Le gouvernement français actuel (Lecornu II, il convient de le préciser au vu de l’instabilité politique ambiante) prévoit que le déficit public français passera de 5,4 % du PIB en 2025 à une fourchette comprise entre 4,7 % et 5 % en 2026, avec ensuite une baisse progressive jusqu’à atteindre moins de 3 % en 2029. François Bayrou avait une prévision plus optimiste avec 4,6 % du PIB en 2026 et une amélioration qui permettait d’arriver à 2,8 % en 2029. Michel Barnier l’an dernier avait, comme Sébastien Lecornu, l’ambition d’un retour sous la barre des 3 % en 2029.

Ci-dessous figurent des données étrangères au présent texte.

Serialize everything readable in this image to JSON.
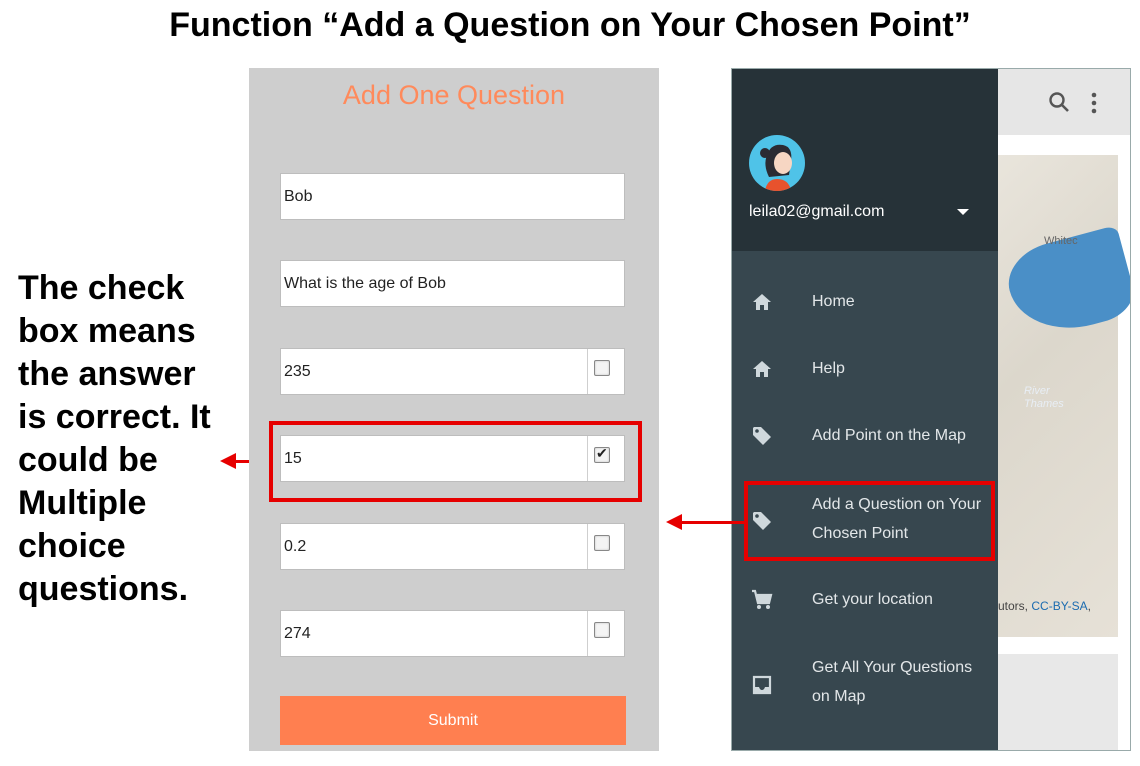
{
  "slide": {
    "title": "Function “Add a Question on Your Chosen Point”",
    "note": "The check box means the answer is correct. It could be Multiple choice questions."
  },
  "form": {
    "heading": "Add One Question",
    "fields": [
      {
        "value": "Bob",
        "has_checkbox": false
      },
      {
        "value": "What is the age of Bob",
        "has_checkbox": false
      },
      {
        "value": "235",
        "has_checkbox": true,
        "checked": false
      },
      {
        "value": "15",
        "has_checkbox": true,
        "checked": true
      },
      {
        "value": "0.2",
        "has_checkbox": true,
        "checked": false
      },
      {
        "value": "274",
        "has_checkbox": true,
        "checked": false
      }
    ],
    "submit_label": "Submit",
    "accent_color": "#ff7f50"
  },
  "drawer": {
    "email": "leila02@gmail.com",
    "items": [
      {
        "label": "Home",
        "icon": "home-icon"
      },
      {
        "label": "Help",
        "icon": "home-icon"
      },
      {
        "label": "Add Point on the Map",
        "icon": "tag-icon"
      },
      {
        "label": "Add a Question on Your Chosen Point",
        "icon": "tag-icon",
        "highlighted": true
      },
      {
        "label": "Get your location",
        "icon": "cart-icon"
      },
      {
        "label": "Get All Your Questions on Map",
        "icon": "inbox-icon"
      }
    ]
  },
  "map": {
    "label_top": "Whitec",
    "label_river": "River Thames",
    "attribution_prefix": "utors, ",
    "attribution_link": "CC-BY-SA",
    "attribution_suffix": ","
  },
  "colors": {
    "highlight": "#e60000",
    "drawer_bg": "#37474f",
    "drawer_header_bg": "#263238"
  }
}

Le Fonds Monétaire International (FMI) ne croit cependant pas à cette trajectoire de réduction du déficit dans son dernier rapport du World Economic Outlook d’octobre : en 2026 il prévoit que le déficit s’élèvera à 5,8 % du PIB et qu’il se creusera encore légèrement pour atteindre 6,3 % du PIB en 2029 et 2030 (des prévisions qui n’ont varié qu’à la marge entre avril et octobre 2025).
La France est habituée à ne pas tenir ses objectifs
Il existe, depuis quelques décennies maintenant, une comédie bien rodée entre Paris et Bruxelles, le premier annonçant la main sur le cœur une réduction du déficit public sous les 3 % du PIB, le second faisant semblant d’y croire puis accordant un sursis de quelques années, mais pour la dernière fois, lorsqu’il apparaît évident que la cible ne sera pas atteinte, Paris sachant pertinemment qu’un nouveau décalage sera accepté au prix tout au plus de quelques froncements de sourcils. Tous les gouvernements, avec plus ou moins de brio, ont joué la pièce.
Mais le sujet de fond n’est pas tant l’objectif de 3 % de PIB du déficit gravé dans les traités européens, assez arbitraire en vérité, que la soutenabilité des finances publiques françaises. Actuellement, avec un taux à 10 ans sur la dette publique française aux alentours de 3,5 %, c’est-à-dire supérieur à la prévision que l’on peut avoir de la croissance nominale potentielle aux alentours de 3 % (environ 1,2 % de croissance réelle et 1,8 % d’inflation), et un déficit primaire (hors intérêts de la dette) supérieur à 3 % du PIB, la dette publique française rapportée au PIB est sur une trajectoire fortement croissante, c’est-à-dire insoutenable à long terme.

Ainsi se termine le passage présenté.